Thanks again, Jill, for including my blog in your upbeat article. Thanks also for liking my tag line!

Where kale is more than decoration on my plate!

Diana Dyer, MS, RD

Sunday, January 8, 2012

I not only eat kale, I wear it, too!

(Photo: Diana Dyer with her new kale hat!)
Thanks to my daughter-in-law with the sharp eyes who spotted this great hat and bought it for me for Christmas. After unwrapping it, I was so totally focused on admiring the great colors, thinking how observant (or intuitive) she was to know that I loved the colors purple and green, that I had not yet noticed that there was a kale leaf on the side of the hat!

WOW - what fun is this! I don't think I typically say much about my family on this blog, but I'll bet at least once I have mentioned on my www.dianadyer.com blog that both of my new daughters-in-law are each amazing women that I just love to pieces. :-)

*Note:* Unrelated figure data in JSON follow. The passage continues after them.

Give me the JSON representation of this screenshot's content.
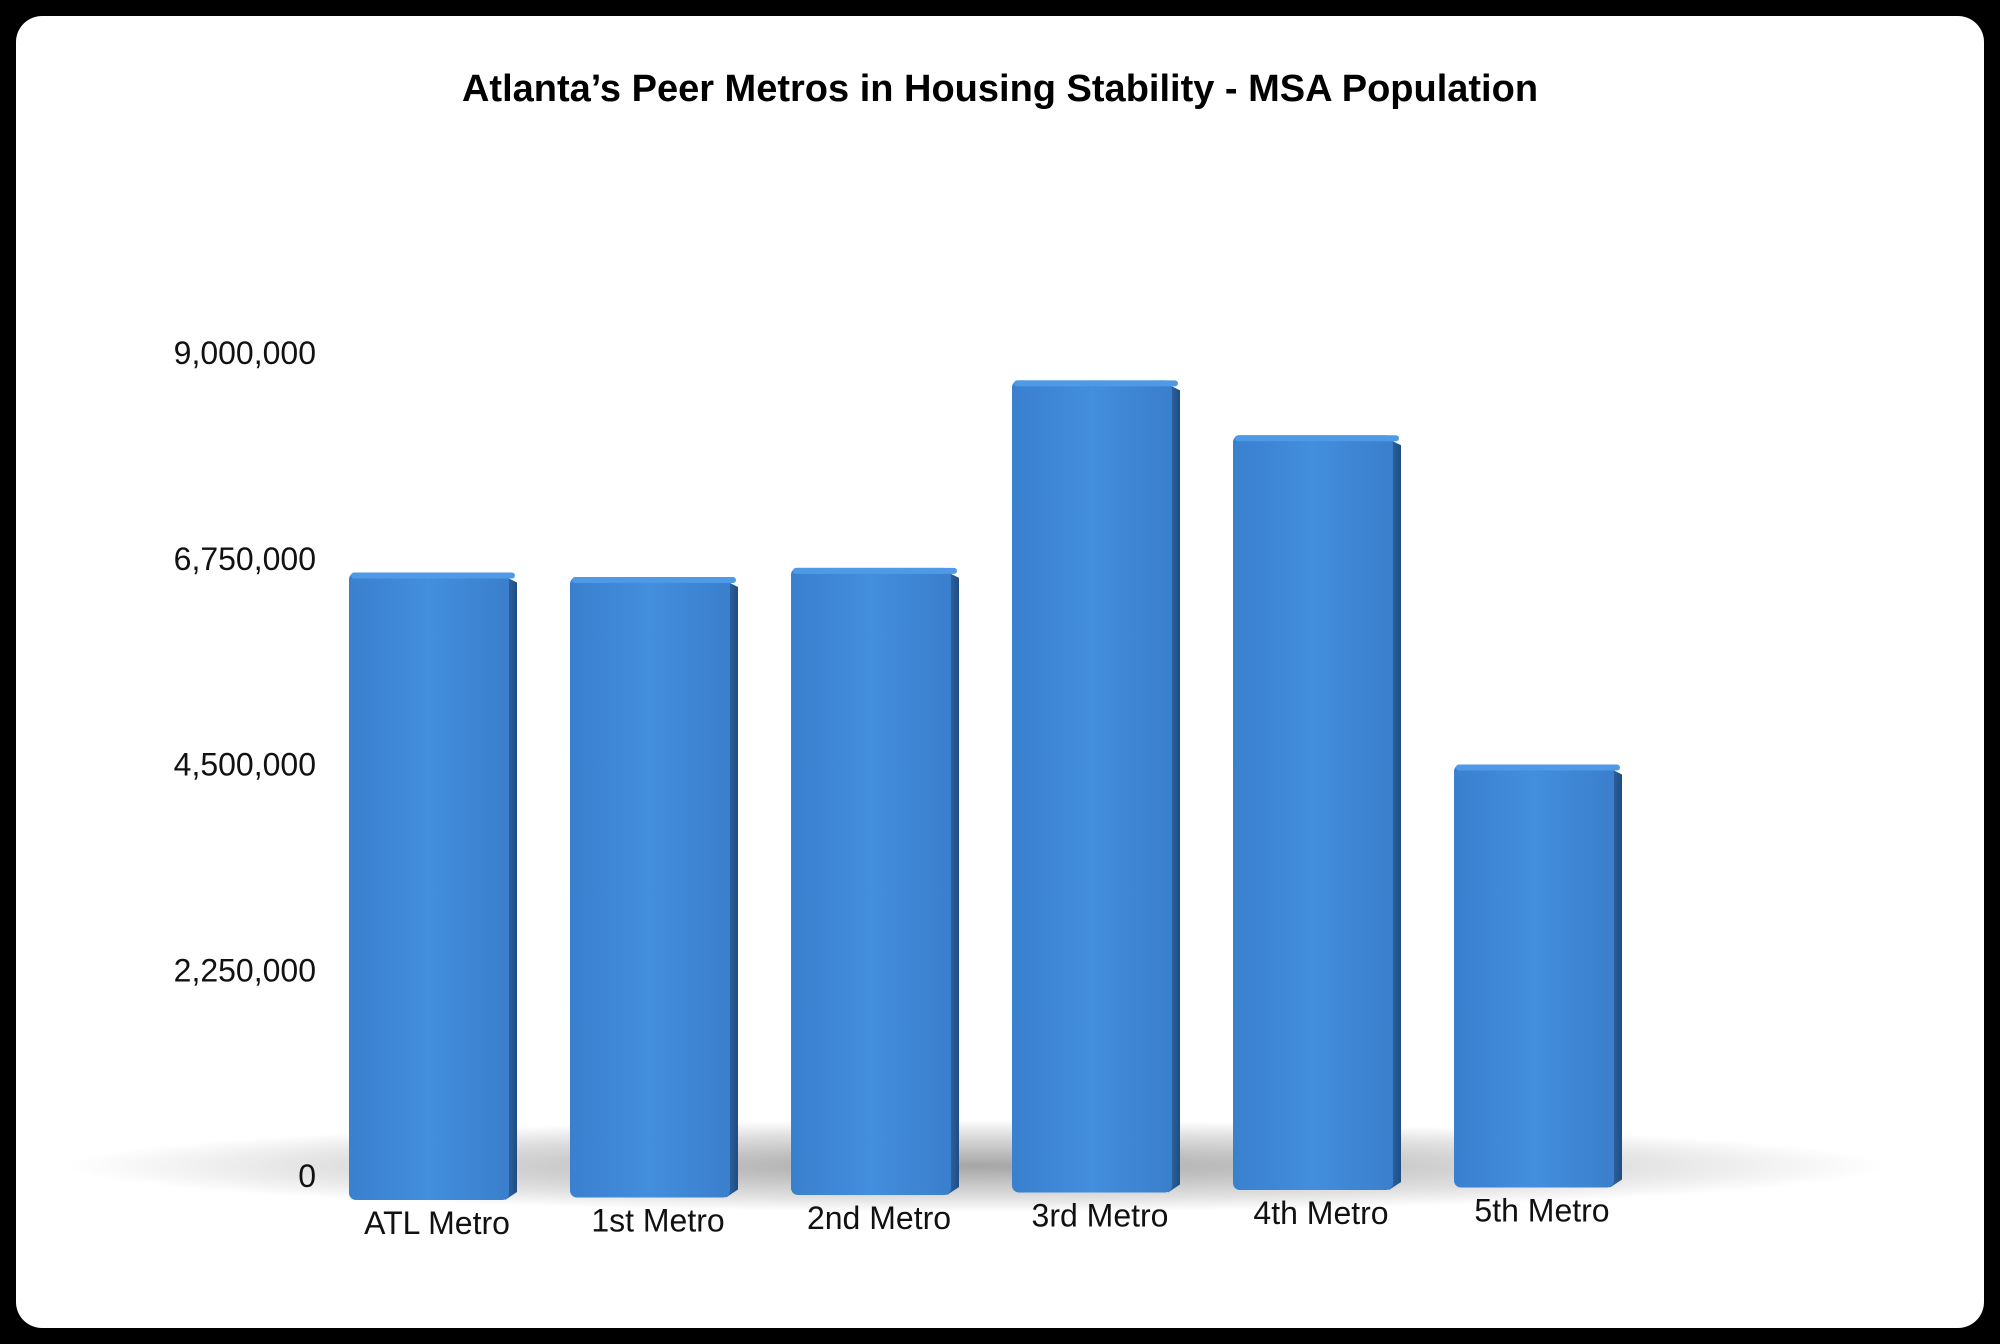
{
  "chart_data": {
    "type": "bar",
    "title": "Atlanta’s Peer Metros in Housing Stability - MSA Population",
    "xlabel": "",
    "ylabel": "",
    "categories": [
      "ATL Metro",
      "1st Metro",
      "2nd Metro",
      "3rd Metro",
      "4th Metro",
      "5th Metro"
    ],
    "series": [
      {
        "name": "MSA Population",
        "values": [
          6600000,
          6550000,
          6650000,
          8700000,
          8100000,
          4500000
        ]
      }
    ],
    "ylim": [
      0,
      9000000
    ],
    "yticks": [
      0,
      2250000,
      4500000,
      6750000,
      9000000
    ],
    "ytick_labels": [
      "0",
      "2,250,000",
      "4,500,000",
      "6,750,000",
      "9,000,000"
    ],
    "grid": false,
    "legend": "none",
    "bar_color": "#3d86d6"
  }
}
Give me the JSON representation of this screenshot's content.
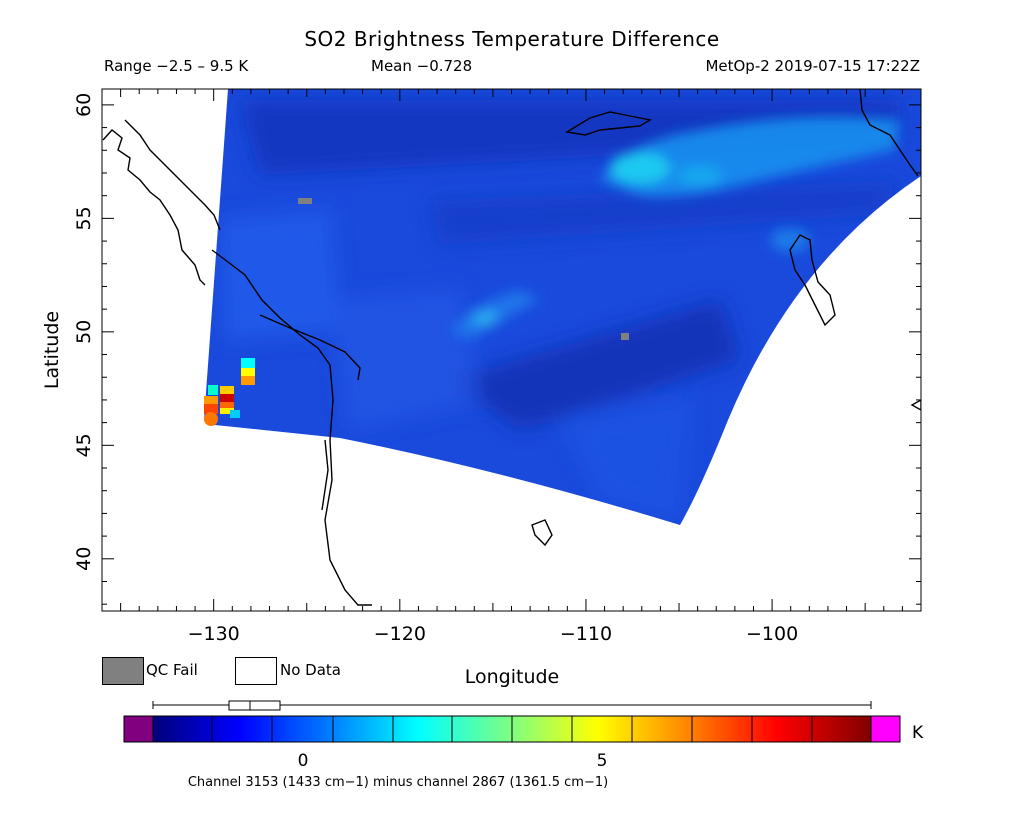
{
  "title": "SO2 Brightness Temperature Difference",
  "header": {
    "range": "Range −2.5 – 9.5 K",
    "mean": "Mean −0.728",
    "satellite_time": "MetOp-2 2019-07-15 17:22Z"
  },
  "axes": {
    "xlabel": "Longitude",
    "ylabel": "Latitude",
    "x_ticks": [
      "−130",
      "−120",
      "−110",
      "−100"
    ],
    "y_ticks": [
      "60",
      "55",
      "50",
      "45",
      "40"
    ],
    "xlim": [
      -136,
      -92
    ],
    "ylim": [
      37.7,
      60.7
    ]
  },
  "legend": {
    "qc_fail": "QC Fail",
    "no_data": "No Data",
    "qc_fail_color": "#808080",
    "no_data_color": "#ffffff"
  },
  "colorbar": {
    "unit": "K",
    "tick_labels": [
      "0",
      "5"
    ],
    "range": [
      -2.5,
      9.5
    ],
    "underflow_color": "#800080",
    "overflow_color": "#ff00ff",
    "boxplot": {
      "min": -2.5,
      "q1": -1.8,
      "median": -1.1,
      "q3": -0.9,
      "max": 9.5
    }
  },
  "channel_note": "Channel 3153 (1433 cm−1) minus channel 2867 (1361.5 cm−1)",
  "features": {
    "plume_colors": [
      "#ff6600",
      "#ff9900",
      "#ffff00",
      "#cc0000",
      "#00ffff"
    ],
    "background_color": "#1a4adc"
  }
}
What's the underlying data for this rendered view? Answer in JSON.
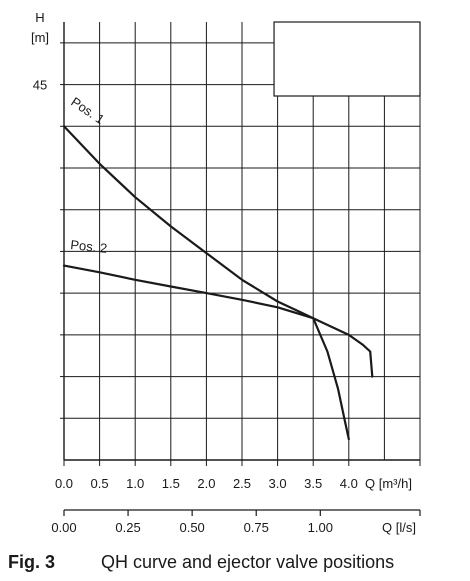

For those of you out there who want your own knit kale hat, all I can tell you is that it came from somewhere in the Seattle area. Good luck tracking down your own kale hat! I'll keep my eyes open and if I see anyone else wearing one (anywhere!), I'll take your picture and (with your permission) post it on my blog as one more true kale fan.

Where kale is now on my head instead of just my plate!